# Wheelarch Plastic



## WarrenJ (Jul 17, 2013)

Can anyone recommend a product to be used on wheelarch plastic?

Not a clue what to use. I'm sure there's a cleaner out there to use, also what sealant?


----------



## sprocketser (Aug 4, 2012)

A good apc of your choice would be great . & some 303 Protectant would be good also .


----------



## suspal (Dec 29, 2011)




----------



## rf860 (Jul 24, 2011)

Chemical Guys Bare Bones is garbage. 

Lasts a couple of days if you're lucky.


----------



## suspal (Dec 29, 2011)

http://www.detailingworld.co.uk/forum/showthread.php?t=213692


----------



## AGRE (Sep 25, 2008)

rf860 said:


> Chemical Guys Bare Bones is garbage.
> 
> Lasts a couple of days if you're lucky.

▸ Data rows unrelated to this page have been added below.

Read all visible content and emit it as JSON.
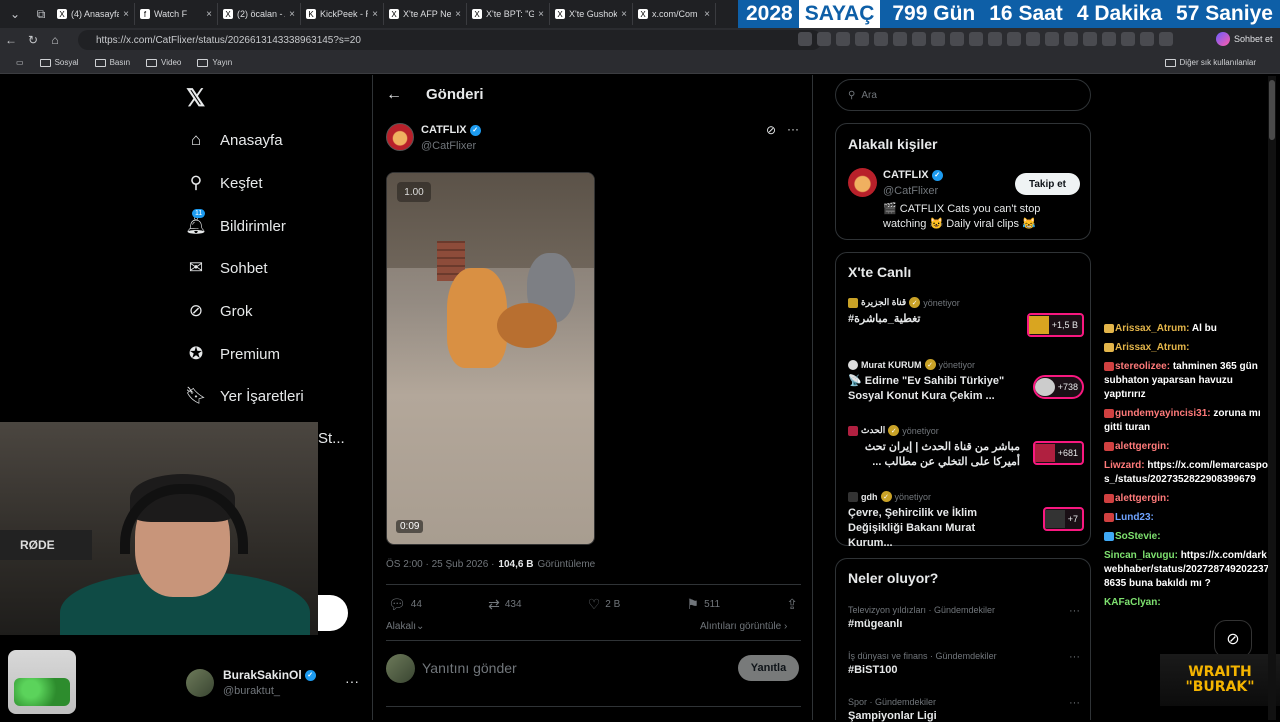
{
  "browser": {
    "tabs": [
      {
        "title": "(4) Anasayfa",
        "icon": "X"
      },
      {
        "title": "Watch F",
        "icon": "f"
      },
      {
        "title": "(2) öcalan - A",
        "icon": "X"
      },
      {
        "title": "KickPeek - R",
        "icon": "K"
      },
      {
        "title": "X'te AFP Nev",
        "icon": "X"
      },
      {
        "title": "X'te BPT: \"G",
        "icon": "X"
      },
      {
        "title": "X'te Gushok",
        "icon": "X"
      },
      {
        "title": "x.com/Com",
        "icon": "X"
      }
    ],
    "counter": {
      "year": "2028",
      "label": "SAYAÇ",
      "days": "799 Gün",
      "hours": "16 Saat",
      "minutes": "4 Dakika",
      "seconds": "57 Saniye"
    },
    "url": "https://x.com/CatFlixer/status/2026613143338963145?s=20",
    "chat_ext": "Sohbet et",
    "bookmarks": [
      "Sosyal",
      "Basın",
      "Video",
      "Yayın"
    ],
    "other_bookmarks": "Diğer sık kullanılanlar"
  },
  "sidebar": {
    "items": [
      {
        "label": "Anasayfa",
        "icon": "home-icon"
      },
      {
        "label": "Keşfet",
        "icon": "search-icon"
      },
      {
        "label": "Bildirimler",
        "icon": "bell-icon",
        "badge": "11"
      },
      {
        "label": "Sohbet",
        "icon": "mail-icon"
      },
      {
        "label": "Grok",
        "icon": "grok-icon"
      },
      {
        "label": "Premium",
        "icon": "premium-icon"
      },
      {
        "label": "Yer İşaretleri",
        "icon": "bookmark-icon"
      }
    ],
    "partial_label": "St...",
    "account": {
      "name": "BurakSakinOl",
      "handle": "@buraktut_"
    }
  },
  "webcam": {
    "mic_label": "RØDE"
  },
  "post": {
    "header_title": "Gönderi",
    "author_name": "CATFLIX",
    "author_handle": "@CatFlixer",
    "video_speed": "1.00",
    "video_time": "0:09",
    "timestamp": "ÖS 2:00 · 25 Şub 2026 ·",
    "views_value": "104,6 B",
    "views_label": "Görüntüleme",
    "replies": "44",
    "reposts": "434",
    "likes": "2 B",
    "bookmarks": "511",
    "sort_label": "Alakalı",
    "quotes_label": "Alıntıları görüntüle",
    "reply_placeholder": "Yanıtını gönder",
    "reply_button": "Yanıtla"
  },
  "right": {
    "search_placeholder": "Ara",
    "related": {
      "title": "Alakalı kişiler",
      "name": "CATFLIX",
      "handle": "@CatFlixer",
      "bio": "🎬 CATFLIX Cats you can't stop watching 😺 Daily viral clips 😹",
      "follow": "Takip et"
    },
    "live": {
      "title": "X'te Canlı",
      "items": [
        {
          "source": "قناة الجزيرة",
          "status": "yönetiyor",
          "title": "تغطية_مباشرة#",
          "count": "+1,5 B"
        },
        {
          "source": "Murat KURUM",
          "status": "yönetiyor",
          "title": "📡 Edirne \"Ev Sahibi Türkiye\" Sosyal Konut Kura Çekim ...",
          "count": "+738"
        },
        {
          "source": "الحدث",
          "status": "yönetiyor",
          "title": "مباشر من قناة الحدث | إيران تحث أميركا على التخلي عن مطالب ...",
          "count": "+681"
        },
        {
          "source": "gdh",
          "status": "yönetiyor",
          "title": "Çevre, Şehircilik ve İklim Değişikliği Bakanı Murat Kurum...",
          "count": "+7"
        }
      ]
    },
    "whats": {
      "title": "Neler oluyor?",
      "items": [
        {
          "category": "Televizyon yıldızları · Gündemdekiler",
          "name": "#mügeanlı"
        },
        {
          "category": "İş dünyası ve finans · Gündemdekiler",
          "name": "#BiST100"
        },
        {
          "category": "Spor · Gündemdekiler",
          "name": "Şampiyonlar Ligi"
        }
      ]
    }
  },
  "chat": {
    "messages": [
      {
        "user": "Arissax_Atrum:",
        "text": "Al bu"
      },
      {
        "user": "Arissax_Atrum:",
        "text": ""
      },
      {
        "user": "stereolizee:",
        "text": "tahminen 365 gün subhaton yaparsan havuzu yaptırırız"
      },
      {
        "user": "gundemyayincisi31:",
        "text": "zoruna mı gitti turan"
      },
      {
        "user": "alettgergin:",
        "text": ""
      },
      {
        "user": "Liwzard:",
        "text": "https://x.com/lemarcaspors_/status/2027352822908399679"
      },
      {
        "user": "alettgergin:",
        "text": ""
      },
      {
        "user": "Lund23:",
        "text": ""
      },
      {
        "user": "SoStevie:",
        "text": ""
      },
      {
        "user": "Sincan_lavugu:",
        "text": "https://x.com/darkwebhaber/status/2027287492022378635 buna bakıldı mı ?"
      },
      {
        "user": "KAFaClyan:",
        "text": ""
      }
    ],
    "overlay_top": "WRAITH",
    "overlay_bottom": "\"BURAK\""
  }
}
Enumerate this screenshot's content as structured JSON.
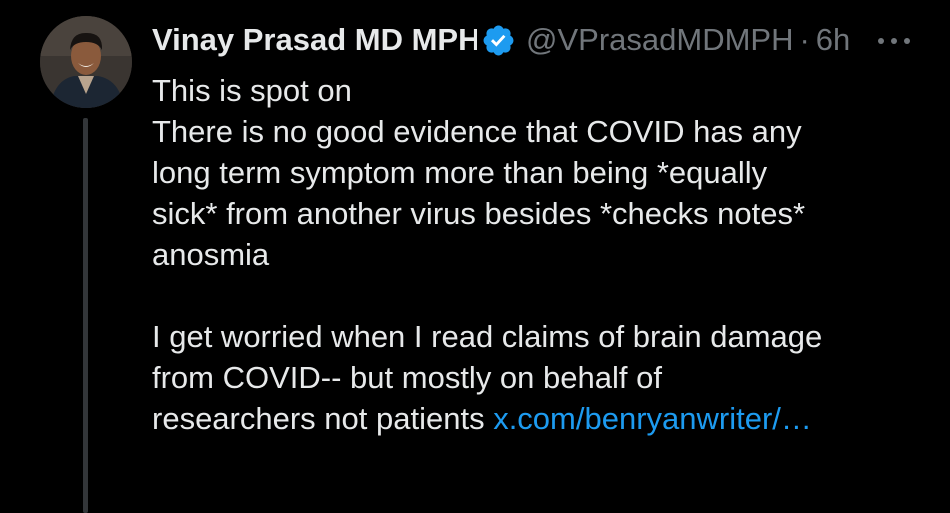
{
  "tweet": {
    "display_name": "Vinay Prasad MD MPH",
    "handle": "@VPrasadMDMPH",
    "separator": "·",
    "time": "6h",
    "lines": [
      "This is spot on",
      "There is no good evidence that COVID has any",
      "long term symptom more than being *equally",
      "sick* from another virus besides *checks notes*",
      "anosmia",
      "",
      "I get worried when I read claims of brain damage",
      "from COVID-- but mostly on behalf of"
    ],
    "last_line_text": "researchers not patients ",
    "link_text": "x.com/benryanwriter/…"
  },
  "icons": {
    "verified": "verified-badge-icon",
    "more": "more-dots-icon"
  },
  "colors": {
    "background": "#000000",
    "text": "#e7e9ea",
    "secondary": "#71767b",
    "link": "#1d9bf0",
    "verified": "#1d9bf0",
    "thread_line": "#333639"
  }
}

To be fair, most dressings in the wheel arches only appear to last a coupe of days...


----------



## suspal (Dec 29, 2011)

AGRE said:


> To be fair, most dressings in the wheel arches only appear to last a coupe of days...

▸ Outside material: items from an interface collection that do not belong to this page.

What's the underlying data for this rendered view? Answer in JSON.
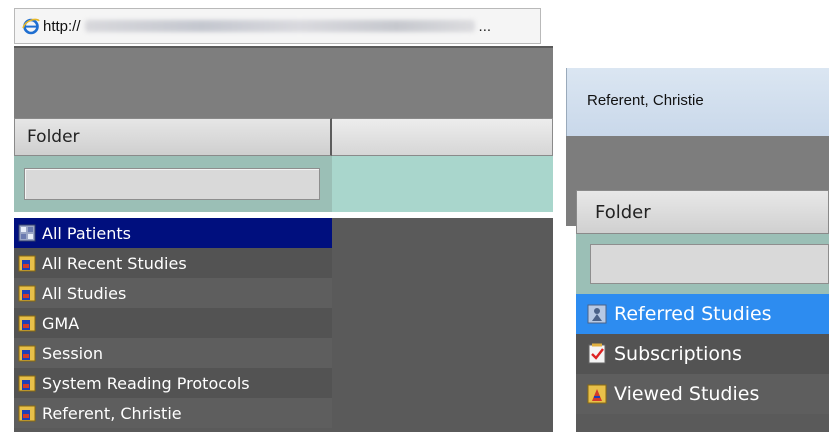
{
  "left_window": {
    "url_scheme": "http://",
    "url_suffix": "...",
    "folder_column_header": "Folder",
    "filter_placeholder": "",
    "items": [
      {
        "label": "All Patients",
        "icon": "all-patients-icon",
        "selected": true
      },
      {
        "label": "All Recent Studies",
        "icon": "folder-icon",
        "selected": false
      },
      {
        "label": "All Studies",
        "icon": "folder-icon",
        "selected": false
      },
      {
        "label": "GMA",
        "icon": "folder-icon",
        "selected": false
      },
      {
        "label": "Session",
        "icon": "folder-icon",
        "selected": false
      },
      {
        "label": "System Reading Protocols",
        "icon": "folder-icon",
        "selected": false
      },
      {
        "label": "Referent, Christie",
        "icon": "folder-icon",
        "selected": false
      }
    ]
  },
  "right_window": {
    "title": "Referent, Christie",
    "folder_column_header": "Folder",
    "filter_placeholder": "",
    "items": [
      {
        "label": "Referred Studies",
        "icon": "referred-studies-icon",
        "selected": true
      },
      {
        "label": "Subscriptions",
        "icon": "subscriptions-icon",
        "selected": false
      },
      {
        "label": "Viewed Studies",
        "icon": "viewed-studies-icon",
        "selected": false
      }
    ]
  },
  "colors": {
    "selected_row_left": "#000f7e",
    "selected_row_right": "#2d8cf0",
    "filter_row": "#9bbfb6",
    "list_background": "#5a5a5a",
    "header_band": "#7e7e7e"
  }
}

I'd be the first one to agree thank you :thumb:


----------



## Kiashuma (May 4, 2011)

I clean them with AS G101 and dress with Highstyle, seems to last a while and helps keep the arches cleaner.


----------



## mike41 (Apr 5, 2011)

Any tips for removing tar from wheel arch plastics? 
Mike


----------



## LeeH (Jan 29, 2006)

Tardis!


----------



## spyder (Jun 15, 2010)

rf860 said:


> Chemical Guys Bare Bones is garbage.
> 
> Lasts a couple of days if you're lucky.

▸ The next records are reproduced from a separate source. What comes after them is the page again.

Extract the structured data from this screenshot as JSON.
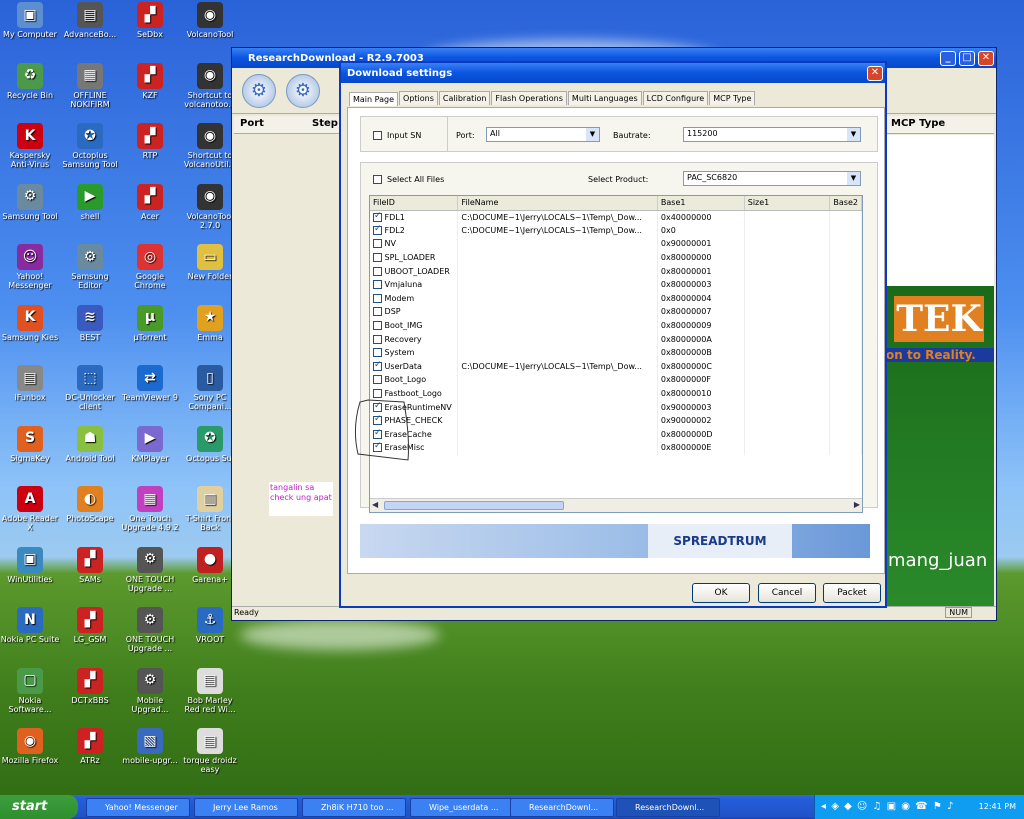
{
  "desktop": {
    "icons": [
      {
        "label": "My Computer",
        "color": "#5b8fd0",
        "glyph": "▣"
      },
      {
        "label": "AdvanceBo...",
        "color": "#555",
        "glyph": "▤"
      },
      {
        "label": "SeDbx",
        "color": "#c22",
        "glyph": "▞"
      },
      {
        "label": "VolcanoTool",
        "color": "#333",
        "glyph": "◉"
      },
      {
        "label": "Recycle Bin",
        "color": "#4a9a4a",
        "glyph": "♻"
      },
      {
        "label": "OFFLINE NOKIFIRM",
        "color": "#777",
        "glyph": "▦"
      },
      {
        "label": "KZF",
        "color": "#c22",
        "glyph": "▞"
      },
      {
        "label": "Shortcut to volcanotoo...",
        "color": "#333",
        "glyph": "◉"
      },
      {
        "label": "Kaspersky Anti-Virus",
        "color": "#c01",
        "glyph": "K"
      },
      {
        "label": "Octoplus Samsung Tool",
        "color": "#2a6ac0",
        "glyph": "✪"
      },
      {
        "label": "RTP",
        "color": "#c22",
        "glyph": "▞"
      },
      {
        "label": "Shortcut to VolcanoUtil...",
        "color": "#333",
        "glyph": "◉"
      },
      {
        "label": "Samsung Tool",
        "color": "#6a8aa0",
        "glyph": "⚙"
      },
      {
        "label": "shell",
        "color": "#2a9a2a",
        "glyph": "▶"
      },
      {
        "label": "Acer",
        "color": "#c22",
        "glyph": "▞"
      },
      {
        "label": "VolcanoTool 2.7.0",
        "color": "#333",
        "glyph": "◉"
      },
      {
        "label": "Yahoo! Messenger",
        "color": "#8a2aa0",
        "glyph": "☺"
      },
      {
        "label": "Samsung Editor",
        "color": "#6a8aa0",
        "glyph": "⚙"
      },
      {
        "label": "Google Chrome",
        "color": "#d33",
        "glyph": "◎"
      },
      {
        "label": "New Folder",
        "color": "#e0c040",
        "glyph": "▭"
      },
      {
        "label": "Samsung Kies",
        "color": "#e05020",
        "glyph": "K"
      },
      {
        "label": "BEST",
        "color": "#3a5ac0",
        "glyph": "≋"
      },
      {
        "label": "µTorrent",
        "color": "#4a9a2a",
        "glyph": "µ"
      },
      {
        "label": "Emma",
        "color": "#e0a020",
        "glyph": "★"
      },
      {
        "label": "iFunbox",
        "color": "#888",
        "glyph": "▤"
      },
      {
        "label": "DC-Unlocker client",
        "color": "#2a6ac0",
        "glyph": "⬚"
      },
      {
        "label": "TeamViewer 9",
        "color": "#1a6ad0",
        "glyph": "⇄"
      },
      {
        "label": "Sony PC Compani...",
        "color": "#2a5aa0",
        "glyph": "▯"
      },
      {
        "label": "SigmaKey",
        "color": "#e06020",
        "glyph": "S"
      },
      {
        "label": "Android Tool",
        "color": "#8ac040",
        "glyph": "☗"
      },
      {
        "label": "KMPlayer",
        "color": "#7a6ad0",
        "glyph": "▶"
      },
      {
        "label": "Octopus Sui",
        "color": "#2a9a6a",
        "glyph": "✪"
      },
      {
        "label": "Adobe Reader X",
        "color": "#c01",
        "glyph": "A"
      },
      {
        "label": "PhotoScape",
        "color": "#e08020",
        "glyph": "◐"
      },
      {
        "label": "One Touch Upgrade 4.9.2",
        "color": "#c040c0",
        "glyph": "▦"
      },
      {
        "label": "T-Shirt Front Back",
        "color": "#e0d0a0",
        "glyph": "▥"
      },
      {
        "label": "WinUtilities",
        "color": "#3a8ac0",
        "glyph": "▣"
      },
      {
        "label": "SAMs",
        "color": "#c22",
        "glyph": "▞"
      },
      {
        "label": "ONE TOUCH Upgrade ...",
        "color": "#555",
        "glyph": "⚙"
      },
      {
        "label": "Garena+",
        "color": "#c02020",
        "glyph": "●"
      },
      {
        "label": "Nokia PC Suite",
        "color": "#2a6ac0",
        "glyph": "N"
      },
      {
        "label": "LG_GSM",
        "color": "#c22",
        "glyph": "▞"
      },
      {
        "label": "ONE TOUCH Upgrade ...",
        "color": "#555",
        "glyph": "⚙"
      },
      {
        "label": "VROOT",
        "color": "#2a6ac0",
        "glyph": "⚓"
      },
      {
        "label": "Nokia Software...",
        "color": "#4a9a4a",
        "glyph": "▢"
      },
      {
        "label": "DCTxBBS",
        "color": "#c22",
        "glyph": "▞"
      },
      {
        "label": "Mobile Upgrad...",
        "color": "#555",
        "glyph": "⚙"
      },
      {
        "label": "Bob Marley Red red Wi...",
        "color": "#ddd",
        "glyph": "▤"
      },
      {
        "label": "Mozilla Firefox",
        "color": "#e06020",
        "glyph": "◉"
      },
      {
        "label": "ATRz",
        "color": "#c22",
        "glyph": "▞"
      },
      {
        "label": "mobile-upgr...",
        "color": "#3a6ac0",
        "glyph": "▧"
      },
      {
        "label": "torque droidz easy",
        "color": "#ddd",
        "glyph": "▤"
      }
    ]
  },
  "main_window": {
    "title": "ResearchDownload - R2.9.7003",
    "columns": {
      "port": "Port",
      "step": "Step",
      "mcp": "MCP Type"
    },
    "status": "Ready",
    "num": "NUM",
    "note": "tangalin sa check ung apat",
    "banner_text": "TEK",
    "banner_sub": "on to Reality.",
    "watermark": "mang_juan"
  },
  "dialog": {
    "title": "Download settings",
    "tabs": [
      "Main Page",
      "Options",
      "Calibration",
      "Flash Operations",
      "Multi Languages",
      "LCD Configure",
      "MCP Type"
    ],
    "input_sn": "Input SN",
    "port_label": "Port:",
    "port_value": "All",
    "baud_label": "Bautrate:",
    "baud_value": "115200",
    "select_all": "Select All Files",
    "product_label": "Select Product:",
    "product_value": "PAC_SC6820",
    "table": {
      "headers": [
        "FileID",
        "FileName",
        "Base1",
        "Size1",
        "Base2"
      ],
      "rows": [
        {
          "id": "FDL1",
          "checked": true,
          "file": "C:\\DOCUME~1\\Jerry\\LOCALS~1\\Temp\\_Dow...",
          "base": "0x40000000"
        },
        {
          "id": "FDL2",
          "checked": true,
          "file": "C:\\DOCUME~1\\Jerry\\LOCALS~1\\Temp\\_Dow...",
          "base": "0x0"
        },
        {
          "id": "NV",
          "checked": false,
          "file": "",
          "base": "0x90000001"
        },
        {
          "id": "SPL_LOADER",
          "checked": false,
          "file": "",
          "base": "0x80000000"
        },
        {
          "id": "UBOOT_LOADER",
          "checked": false,
          "file": "",
          "base": "0x80000001"
        },
        {
          "id": "Vmjaluna",
          "checked": false,
          "file": "",
          "base": "0x80000003"
        },
        {
          "id": "Modem",
          "checked": false,
          "file": "",
          "base": "0x80000004"
        },
        {
          "id": "DSP",
          "checked": false,
          "file": "",
          "base": "0x80000007"
        },
        {
          "id": "Boot_IMG",
          "checked": false,
          "file": "",
          "base": "0x80000009"
        },
        {
          "id": "Recovery",
          "checked": false,
          "file": "",
          "base": "0x8000000A"
        },
        {
          "id": "System",
          "checked": false,
          "file": "",
          "base": "0x8000000B"
        },
        {
          "id": "UserData",
          "checked": true,
          "file": "C:\\DOCUME~1\\Jerry\\LOCALS~1\\Temp\\_Dow...",
          "base": "0x8000000C"
        },
        {
          "id": "Boot_Logo",
          "checked": false,
          "file": "",
          "base": "0x8000000F"
        },
        {
          "id": "Fastboot_Logo",
          "checked": false,
          "file": "",
          "base": "0x80000010"
        },
        {
          "id": "EraseRuntimeNV",
          "checked": true,
          "file": "",
          "base": "0x90000003"
        },
        {
          "id": "PHASE_CHECK",
          "checked": true,
          "file": "",
          "base": "0x90000002"
        },
        {
          "id": "EraseCache",
          "checked": true,
          "file": "",
          "base": "0x8000000D"
        },
        {
          "id": "EraseMisc",
          "checked": true,
          "file": "",
          "base": "0x8000000E"
        }
      ]
    },
    "logo": "SPREADTRUM",
    "ok": "OK",
    "cancel": "Cancel",
    "packet": "Packet"
  },
  "taskbar": {
    "start": "start",
    "items": [
      "Yahoo! Messenger",
      "Jerry Lee Ramos",
      "Zh8iK H710 too ...",
      "Wipe_userdata ...",
      "ResearchDownl...",
      "ResearchDownl..."
    ],
    "clock": "12:41 PM"
  }
}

That's strange ,I find it lasts a couple of weeks no problem . I wash with APC first, my favourite arch dressing. Really darkens them.


----------



## lowejackson (Feb 23, 2006)

Cannot find the reference but I am sure someone was using the Bilt Hamber UC wax and getting very good durability.


----------



## mike41 (Apr 5, 2011)

LeeH said:


> Tardis!


You sure? Thought it would be a bit strong for plastics 

Mike


----------



## Junior Bear (Sep 2, 2008)

Tardis works fine


----------



## mike41 (Apr 5, 2011)

Was sure I'd read somewhere it was'nt a good idea on plastic,I'll give it a wee go on a bit and see then.
Thanks :thumb:
Mike


----------



## AGRE (Sep 25, 2008)

mike41 said:


> Was sure I'd read somewhere it was'nt a good idea on plastic,I'll give it a wee go on a bit and see then.
> Thanks :thumb:
> Mike


Tardis should be fine, as long as it doesn't dry out, and you don't rub to hard and rinse thoroughly. Usually apply and agitate with an old microfibre...

Wouldn't recommend tardis on exterior plastics tho, just in case it does stain. I tend to use Tar X as its a natural product without solvents.... :thumb:


----------



## -Raven- (Aug 26, 2010)

Scrub clean with shampoo or APC, then dress with CarPro PERL.


----------